Автор сценария Сэмюэл Баум, как сказано на сайте компании Fox, вдохновившись трудами известного психолога Пола Экмана, предложил зрителю необычную модель детективного расследования. Истина здесь открывается ученому, читающему знаки тела, как некогда читали божественную книгу природы. В анонсе говорится, что Лайтман «может обнаружить правду, анализируя лицо человека, тело, голос и речь. Когда кто-то пожимает плечами, нервно перебирает руками или поднимает нижнюю губу, Лайтман знает, что говорящий человек лжет. Анализируя выражения лица, он может прочитать чувства — от скрытого негодования до сексуального возбуждения и ревности. Однако его научные способности оборачиваются против него, так как он не может не видеть, что даже близкие постоянно врут, как совершенно незнакомые друг другу люди или даже как преступники, которых, собственно, и изучает Лайтман. Но зачем люди врут?»
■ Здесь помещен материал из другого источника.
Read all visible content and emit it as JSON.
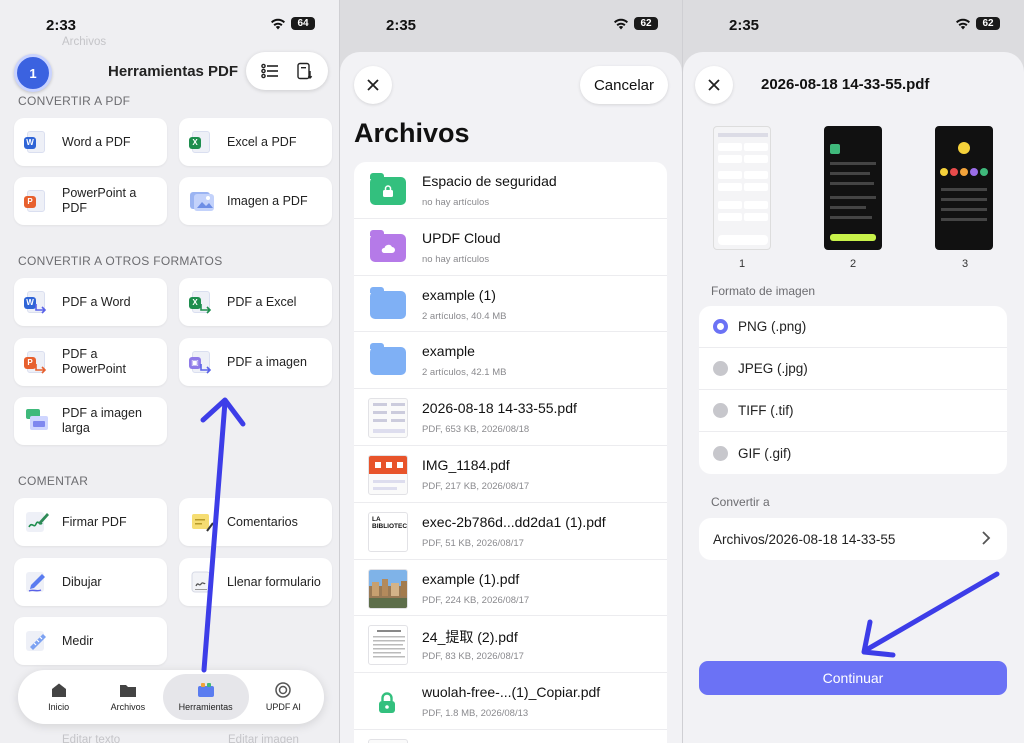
{
  "status_bars": [
    {
      "time": "2:33",
      "battery": "64"
    },
    {
      "time": "2:35",
      "battery": "62"
    },
    {
      "time": "2:35",
      "battery": "62"
    }
  ],
  "tools_panel": {
    "avatar_text": "1",
    "title": "Herramientas PDF",
    "sections": {
      "convert_to_pdf": "CONVERTIR A PDF",
      "convert_other": "CONVERTIR A OTROS FORMATOS",
      "comment": "COMENTAR"
    },
    "tiles": {
      "word_to_pdf": "Word a PDF",
      "excel_to_pdf": "Excel a PDF",
      "ppt_to_pdf": "PowerPoint a PDF",
      "image_to_pdf": "Imagen a PDF",
      "pdf_to_word": "PDF a Word",
      "pdf_to_excel": "PDF a Excel",
      "pdf_to_ppt": "PDF a PowerPoint",
      "pdf_to_image": "PDF a imagen",
      "pdf_to_long_image": "PDF a imagen larga",
      "sign_pdf": "Firmar PDF",
      "comments": "Comentarios",
      "draw": "Dibujar",
      "fill_form": "Llenar formulario",
      "measure": "Medir"
    },
    "faded": {
      "top_left": "Archivos",
      "bottom_left": "Editar texto",
      "bottom_right": "Editar imagen"
    },
    "tabbar": [
      {
        "label": "Inicio"
      },
      {
        "label": "Archivos"
      },
      {
        "label": "Herramientas"
      },
      {
        "label": "UPDF AI"
      }
    ]
  },
  "files_panel": {
    "cancel": "Cancelar",
    "title": "Archivos",
    "rows": [
      {
        "name": "Espacio de seguridad",
        "meta": "no hay artículos"
      },
      {
        "name": "UPDF Cloud",
        "meta": "no hay artículos"
      },
      {
        "name": "example (1)",
        "meta": "2 artículos, 40.4 MB"
      },
      {
        "name": "example",
        "meta": "2 artículos, 42.1 MB"
      },
      {
        "name": "2026-08-18 14-33-55.pdf",
        "meta": "PDF, 653 KB, 2026/08/18"
      },
      {
        "name": "IMG_1184.pdf",
        "meta": "PDF, 217 KB, 2026/08/17"
      },
      {
        "name": "exec-2b786d...dd2da1 (1).pdf",
        "meta": "PDF, 51 KB, 2026/08/17"
      },
      {
        "name": "example (1).pdf",
        "meta": "PDF, 224 KB, 2026/08/17"
      },
      {
        "name": "24_提取 (2).pdf",
        "meta": "PDF, 83 KB, 2026/08/17"
      },
      {
        "name": "wuolah-free-...(1)_Copiar.pdf",
        "meta": "PDF, 1.8 MB, 2026/08/13"
      }
    ],
    "thumb_text": "LA BIBLIOTECA"
  },
  "export_panel": {
    "title": "2026-08-18 14-33-55.pdf",
    "pages": [
      "1",
      "2",
      "3"
    ],
    "format_label": "Formato de imagen",
    "formats": [
      {
        "label": "PNG (.png)",
        "selected": true
      },
      {
        "label": "JPEG (.jpg)",
        "selected": false
      },
      {
        "label": "TIFF (.tif)",
        "selected": false
      },
      {
        "label": "GIF (.gif)",
        "selected": false
      }
    ],
    "convert_to_label": "Convertir a",
    "destination": "Archivos/2026-08-18 14-33-55",
    "continue": "Continuar"
  },
  "colors": {
    "accent": "#6b72f5",
    "annotation_arrow": "#3d3de8"
  }
}
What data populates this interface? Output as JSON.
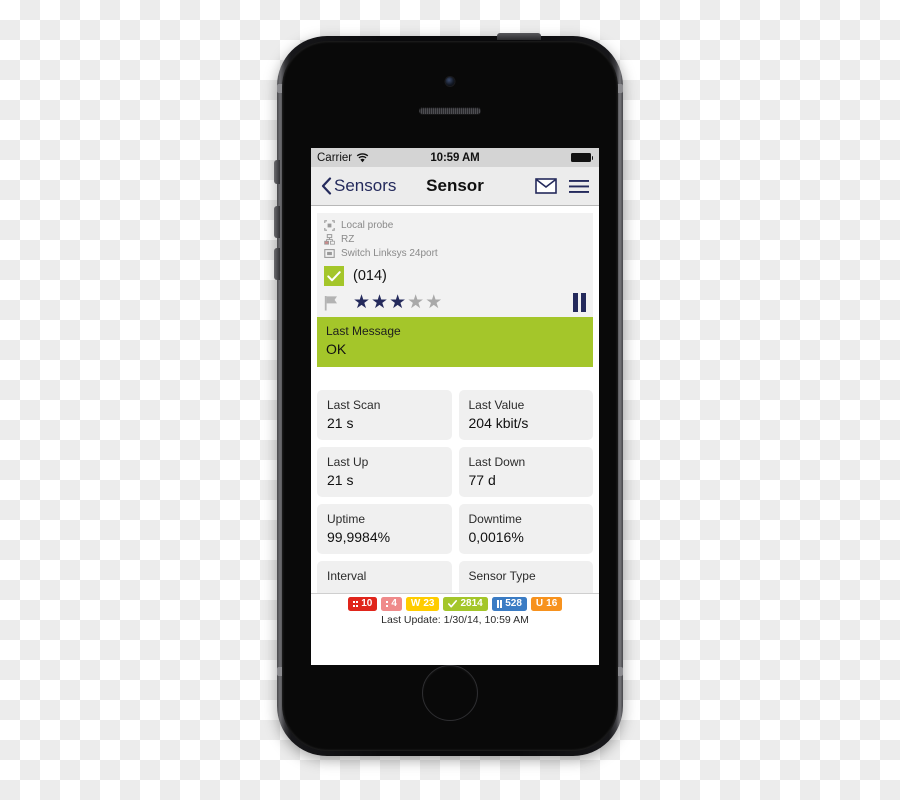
{
  "device": {
    "name": "iphone-5s-black",
    "home_button": "home-button",
    "camera": "front-camera",
    "speaker": "earpiece-speaker"
  },
  "status_bar": {
    "carrier": "Carrier",
    "wifi_icon": "wifi-icon",
    "time": "10:59 AM",
    "battery_icon": "battery-full-icon"
  },
  "nav_bar": {
    "back_icon": "chevron-left-icon",
    "back_label": "Sensors",
    "title": "Sensor",
    "mail_icon": "envelope-icon",
    "menu_icon": "hamburger-menu-icon"
  },
  "breadcrumb": [
    {
      "icon": "probe-icon",
      "label": "Local probe"
    },
    {
      "icon": "group-icon",
      "label": "RZ"
    },
    {
      "icon": "device-icon",
      "label": "Switch Linksys 24port"
    }
  ],
  "sensor": {
    "status_icon": "checkmark-icon",
    "status_color": "#a4c62a",
    "id": "(014)",
    "flag_icon": "flag-icon",
    "priority_stars_filled": 3,
    "priority_stars_total": 5,
    "star_on_color": "#242a5c",
    "star_off_color": "#a9a9a9",
    "pause_icon": "pause-icon"
  },
  "last_message": {
    "label": "Last Message",
    "value": "OK",
    "background": "#a4c62a"
  },
  "details": [
    {
      "label": "Last Scan",
      "value": "21 s"
    },
    {
      "label": "Last Value",
      "value": "204 kbit/s"
    },
    {
      "label": "Last Up",
      "value": "21 s"
    },
    {
      "label": "Last Down",
      "value": "77 d"
    },
    {
      "label": "Uptime",
      "value": "99,9984%"
    },
    {
      "label": "Downtime",
      "value": "0,0016%"
    },
    {
      "label": "Interval",
      "value": ""
    },
    {
      "label": "Sensor Type",
      "value": ""
    }
  ],
  "bottom_bar": {
    "badges": [
      {
        "icon": "down-sensors-icon",
        "count": "10",
        "color": "#e0251b"
      },
      {
        "icon": "warning-sensors-icon",
        "count": "4",
        "color": "#ef8a8a"
      },
      {
        "icon": "warning-icon",
        "letter": "W",
        "count": "23",
        "color": "#ffcc00"
      },
      {
        "icon": "ok-check-icon",
        "count": "2814",
        "color": "#a4c62a"
      },
      {
        "icon": "paused-icon",
        "count": "528",
        "color": "#3b7cc4"
      },
      {
        "icon": "unusual-icon",
        "letter": "U",
        "count": "16",
        "color": "#f7921e"
      }
    ],
    "last_update": "Last Update: 1/30/14, 10:59 AM"
  }
}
К сказанному можно добавить, что сам Лайтман часто лжет, но прежде всего для того, чтобы, например, предотвратить преступление или спасти невинного человека от ложных обвинений. Чтобы выяснить истину, он говорит ученице колледжа, что ее одноклассник, подозреваемый в убийстве учительницы, повесился в камере, хотя тот жив. Делает он это для того, чтобы заставить девушку выдать человека, от которого она ждет ребенка и в которого влюблена, — человека, совершившего преступление. Иначе говоря, Лайтман оставляет в стороне этические нормы во имя правды. Абсолютно уверенный в себе и в своем знании, он не боится конфликтов с прокурорскими чинами и готов ради истины идти против течения.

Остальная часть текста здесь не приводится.